Belki de biraz ağır konuşmuştu, onun neler yaşadığını bilmiyordu. Sonraysa ilk toplantıyı hatırladı, onun yüzündeki ifadeyi... Bir anda kendisini Draco'yu düşünürken bulması garip gelmişti ki hemen yatağına uzandı ve gözlerini kapattı.

___________________________________________

Linda elindeki bavullara ve yanındaki Draco'ya baktı. Gecenin zifiri karanlığında nereye gidiyorlardı ki?

"Hızlan, sabah olmadan Hogwarts'a varmalıyız."
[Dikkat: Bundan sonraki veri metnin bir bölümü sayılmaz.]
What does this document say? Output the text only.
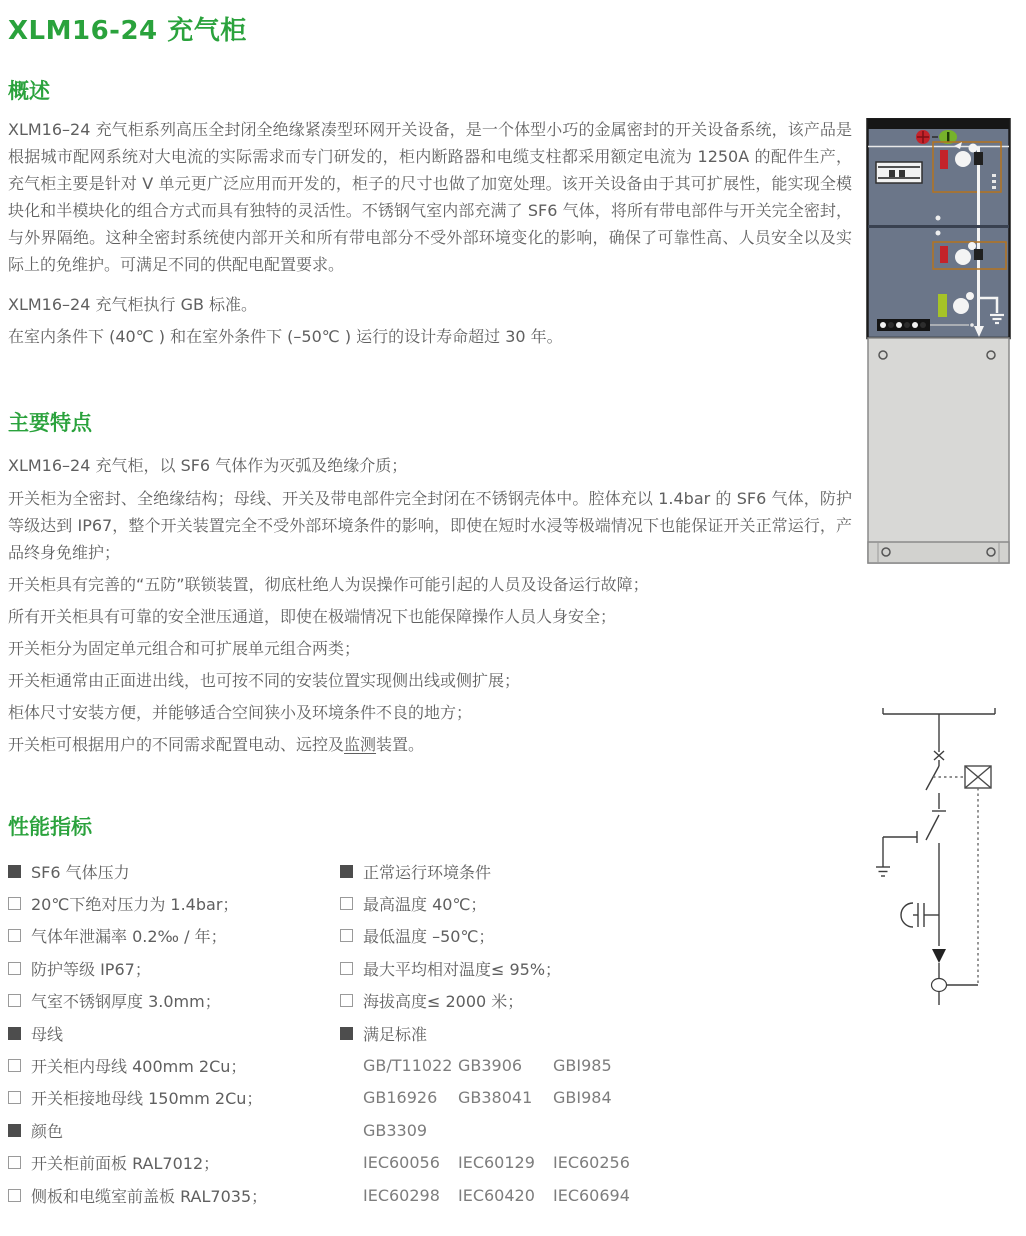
XLM16-24 充气柜
概述
XLM16–24 充气柜系列高压全封闭全绝缘紧凑型环网开关设备，是一个体型小巧的金属密封的开关设备系统，该产品是根据城市配网系统对大电流的实际需求而专门研发的，柜内断路器和电缆支柱都采用额定电流为 1250A 的配件生产，充气柜主要是针对 V 单元更广泛应用而开发的，柜子的尺寸也做了加宽处理。该开关设备由于其可扩展性，能实现全模块化和半模块化的组合方式而具有独特的灵活性。不锈钢气室内部充满了 SF6 气体，将所有带电部件与开关完全密封，与外界隔绝。这种全密封系统使内部开关和所有带电部分不受外部环境变化的影响，确保了可靠性高、人员安全以及实际上的免维护。可满足不同的供配电配置要求。
XLM16–24 充气柜执行 GB 标准。
在室内条件下 (40℃ ) 和在室外条件下 (–50℃ ) 运行的设计寿命超过 30 年。
主要特点
XLM16–24 充气柜，以 SF6 气体作为灭弧及绝缘介质；
开关柜为全密封、全绝缘结构；母线、开关及带电部件完全封闭在不锈钢壳体中。腔体充以 1.4bar 的 SF6 气体，防护等级达到 IP67，整个开关装置完全不受外部环境条件的影响，即使在短时水浸等极端情况下也能保证开关正常运行，产品终身免维护；
开关柜具有完善的“五防”联锁装置，彻底杜绝人为误操作可能引起的人员及设备运行故障；
所有开关柜具有可靠的安全泄压通道，即使在极端情况下也能保障操作人员人身安全；
开关柜分为固定单元组合和可扩展单元组合两类；
开关柜通常由正面进出线，也可按不同的安装位置实现侧出线或侧扩展；
柜体尺寸安装方便，并能够适合空间狭小及环境条件不良的地方；
开关柜可根据用户的不同需求配置电动、远控及监测装置。
性能指标
SF6 气体压力	正常运行环境条件
20℃下绝对压力为 1.4bar；	最高温度 40℃；
气体年泄漏率 0.2‰ / 年；	最低温度 –50℃；
防护等级 IP67；	最大平均相对温度≤ 95%；
气室不锈钢厚度 3.0mm；	海拔高度≤ 2000 米；
母线	满足标准
开关柜内母线 400mm 2Cu；	GB/T11022 GB3906	GBI985
开关柜接地母线 150mm 2Cu；	GB16926	GB38041	GBI984
颜色	GB3309
开关柜前面板 RAL7012；	IEC60056	IEC60129	IEC60256
侧板和电缆室前盖板 RAL7035；	IEC60298	IEC60420	IEC60694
Hızlarını artırdılar, ta ki Linda onun sesini duyana kadar.

"Linda!"

Bu, Samuel'in sesiydi işte. Uzaktaki ağaçların arasında bir silüet gördü ve elindeki her şeyi bırakarak ona doğru koşmaya başladı. Draco ise arkasından bağırıyordu.
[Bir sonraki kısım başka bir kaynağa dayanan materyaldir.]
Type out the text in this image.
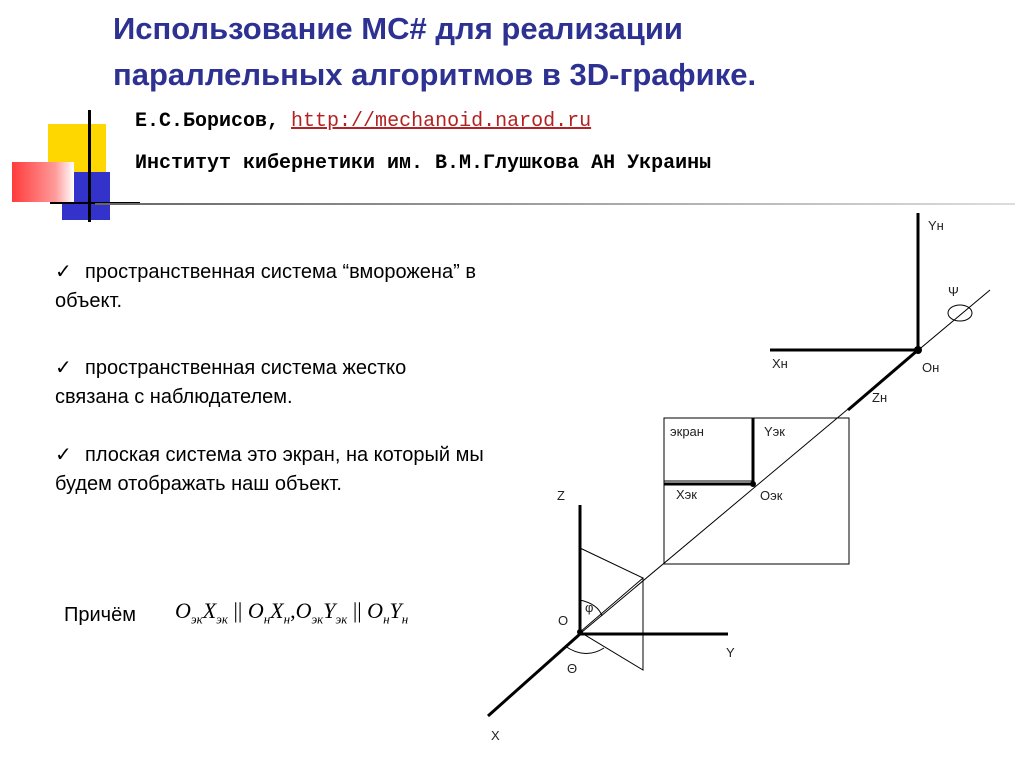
Использование МС# для реализации
параллельных алгоритмов в 3D-графике.
Е.С.Борисов, http://mechanoid.narod.ru
Институт кибернетики им. В.М.Глушкова АН Украины
✓ пространственная система “вморожена” в объект.
✓ пространственная система жестко связана с наблюдателем.
✓ плоская система это экран, на который мы будем отображать наш объект.
Причём $O_{эк}X_{эк}$ || $O_нX_н,O_{эк}Y_{эк}$ || $O_нY_н$
Yн
Ψ
Xн	Oн
Zн
экран	Yэк
Xэк	Oэк
Z
φ
O
Θ
Y
X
"Gitme! Bu taraftan gitmek zorundayız!"

Linda onu dinlemeden Usta Samuel'in peşinden koşuyor aynı zamanda Draco'ya bağırıyordu.

"Buraya gel Draco!"

Draco anlamsız bir şekilde ona baktı ve omuz silkerek ona doğru ilerledi.

İkisi de artık Samuel'in peşinden koşuyordu. Ormanlık alanda uzun süren bir kovalamacadan sonra Samuel yavaşladı ve açık bir alana geldi.

Linda onun durduğu yere gelmesiyle adeta taş kesilmişti. Büyük bir yangın ormanı kaplamış, ortasındaki binayı alevler içinde bırakmıştı. Daha sonra Karanlık Lord'u gördü, kendisine intikamla bakıyor sanki onu cezalandırıyordu.

Gözleri yere doğru indi ve büyük bir çığlık kopardı. Usta Samuel tıpkı o günkü gibi yerde yatıyordu. Soluksuz, ruhsuz ve cansız...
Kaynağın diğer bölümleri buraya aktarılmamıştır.